April 14 (Bloomberg) -- Kim Jong Un suffered a public humiliation as North Korea’s third-generation leader unlike any his father or grandfather faced after the totalitarian state admitted a long-range rocket failed shortly after liftoff.
The launch was meant to mark the April 15 centennial of grandfather and state founder Kim Il Sung and further cement the younger Kim’s assumption of the family mantle, which the government has been burnishing since
he took over in December. Its failure may raise questions of his hereditary hold on power as he deals with the country’s impoverished economy and international condemnation of its nuclear program.
“It’s going to be destructive in North Korea,” said Bruce W. Bennett, a senior defense analyst at Rand Corp. who is visiting Seoul. “They’re going to look at this as the failure of a young guy who hasn’t shown his mettle yet. We really don’t know the strength of his grip yet.”
South Korea warned that chances are “very high” the regime will conduct a nuclear test to seek redemption and domestic support. The U.S. called off food assistance to North Korea that was to be provided under a February deal, and the United Nations Security Council “deplored” the launch, according to U.S. Ambassador Susan Rice.
Asian stocks climbed yesterday, with the MSCI Asia Pacific Index rising 0.9 percent. The won rose 0.5 percent.
20 Pieces Fell
The missile reached an altitude of 151 kilometers (93 miles) before disintegrating into 20 pieces and falling into the ocean 100 to 150 kilometers off the western coast, South Korean Major General Shin Won Sik said in Seoul. North Korea’s state- run Korean Central News Agency said scientists “are now looking into the cause of the failure.”
The rare public admission contrasted with previous tests, and came after the regime invited foreign journalists to watch the launch. When North Korea fired a Taepodong-2 missile in April 2009 that crashed into the Pacific Ocean, it claimed it had been a successful satellite launch.

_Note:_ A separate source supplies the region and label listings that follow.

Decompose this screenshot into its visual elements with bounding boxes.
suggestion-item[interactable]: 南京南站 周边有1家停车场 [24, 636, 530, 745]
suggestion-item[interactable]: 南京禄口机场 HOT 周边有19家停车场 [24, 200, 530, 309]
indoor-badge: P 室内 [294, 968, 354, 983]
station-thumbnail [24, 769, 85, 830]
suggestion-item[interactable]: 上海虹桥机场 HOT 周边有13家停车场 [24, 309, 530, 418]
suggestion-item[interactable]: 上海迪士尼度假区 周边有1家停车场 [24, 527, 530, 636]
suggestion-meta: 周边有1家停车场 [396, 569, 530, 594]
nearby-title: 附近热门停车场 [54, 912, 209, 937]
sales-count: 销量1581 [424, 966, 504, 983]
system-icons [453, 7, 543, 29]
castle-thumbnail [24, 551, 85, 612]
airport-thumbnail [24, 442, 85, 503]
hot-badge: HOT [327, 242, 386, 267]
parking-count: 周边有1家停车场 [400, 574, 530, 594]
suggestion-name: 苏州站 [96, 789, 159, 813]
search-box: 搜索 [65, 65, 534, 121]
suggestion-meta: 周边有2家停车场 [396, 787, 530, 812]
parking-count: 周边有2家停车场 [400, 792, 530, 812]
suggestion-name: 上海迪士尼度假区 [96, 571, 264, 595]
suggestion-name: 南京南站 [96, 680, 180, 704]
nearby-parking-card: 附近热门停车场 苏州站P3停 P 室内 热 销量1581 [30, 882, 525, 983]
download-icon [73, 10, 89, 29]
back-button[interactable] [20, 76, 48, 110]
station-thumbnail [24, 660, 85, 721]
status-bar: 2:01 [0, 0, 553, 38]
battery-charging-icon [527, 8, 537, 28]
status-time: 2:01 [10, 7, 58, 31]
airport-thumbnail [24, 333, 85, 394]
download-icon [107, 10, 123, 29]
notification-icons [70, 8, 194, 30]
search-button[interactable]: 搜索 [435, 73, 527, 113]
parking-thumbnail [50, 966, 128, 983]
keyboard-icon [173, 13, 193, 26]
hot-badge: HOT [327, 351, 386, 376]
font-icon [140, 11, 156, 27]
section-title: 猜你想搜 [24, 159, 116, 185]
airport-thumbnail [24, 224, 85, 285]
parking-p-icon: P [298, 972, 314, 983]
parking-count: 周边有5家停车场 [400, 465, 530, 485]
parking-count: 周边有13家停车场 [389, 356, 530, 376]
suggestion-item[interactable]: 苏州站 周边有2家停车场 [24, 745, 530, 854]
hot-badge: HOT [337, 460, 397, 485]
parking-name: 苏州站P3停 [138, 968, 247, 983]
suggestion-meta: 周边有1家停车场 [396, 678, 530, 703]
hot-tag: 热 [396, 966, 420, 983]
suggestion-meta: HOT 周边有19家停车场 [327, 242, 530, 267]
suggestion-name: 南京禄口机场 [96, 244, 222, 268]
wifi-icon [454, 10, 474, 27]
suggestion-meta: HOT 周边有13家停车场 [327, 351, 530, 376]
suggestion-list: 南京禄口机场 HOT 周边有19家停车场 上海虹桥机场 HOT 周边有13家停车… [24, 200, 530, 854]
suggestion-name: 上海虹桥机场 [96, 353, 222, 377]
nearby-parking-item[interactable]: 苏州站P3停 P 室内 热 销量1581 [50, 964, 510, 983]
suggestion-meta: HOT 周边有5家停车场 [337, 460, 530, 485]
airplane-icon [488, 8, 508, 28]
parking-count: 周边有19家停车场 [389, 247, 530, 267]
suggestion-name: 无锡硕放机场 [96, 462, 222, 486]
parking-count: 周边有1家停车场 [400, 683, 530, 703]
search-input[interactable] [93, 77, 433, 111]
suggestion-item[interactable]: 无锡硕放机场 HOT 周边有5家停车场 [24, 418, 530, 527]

“North Korea promised transparency throughout this ‘satellite’ launch to prove that it wasn’t a missile test,” said Yang Moo Jin, a professor at University of North Korean Studies in Seoul. “They had to keep their word because the backlash would have been worse if they had tried to mask it as a success.”
Kim Jong Un became North Korea’s leader after the Dec. 17 death of his father Kim Jong Il. The third son of the late dictator, he is thought to be less than 30 years old, went to school in Switzerland and resembles his grandfather. He was made a four-star general in September 2010 in the first official notice he was being groomed to succeed his father.
Food Deal
He inherited a country of 24 million people suffering from chronic malnutrition and dependent upon China for assistance. North Korea has twice detonated atomic devices and refuses to abandon its nuclear program.
North Korea agreed in February to suspend missile and nuclear tests in exchange for 240,000 tons of U.S. food aid, a deal that was broken by yesterday’s events. Japan and South Korea joined the Obama administration in condemning the launch.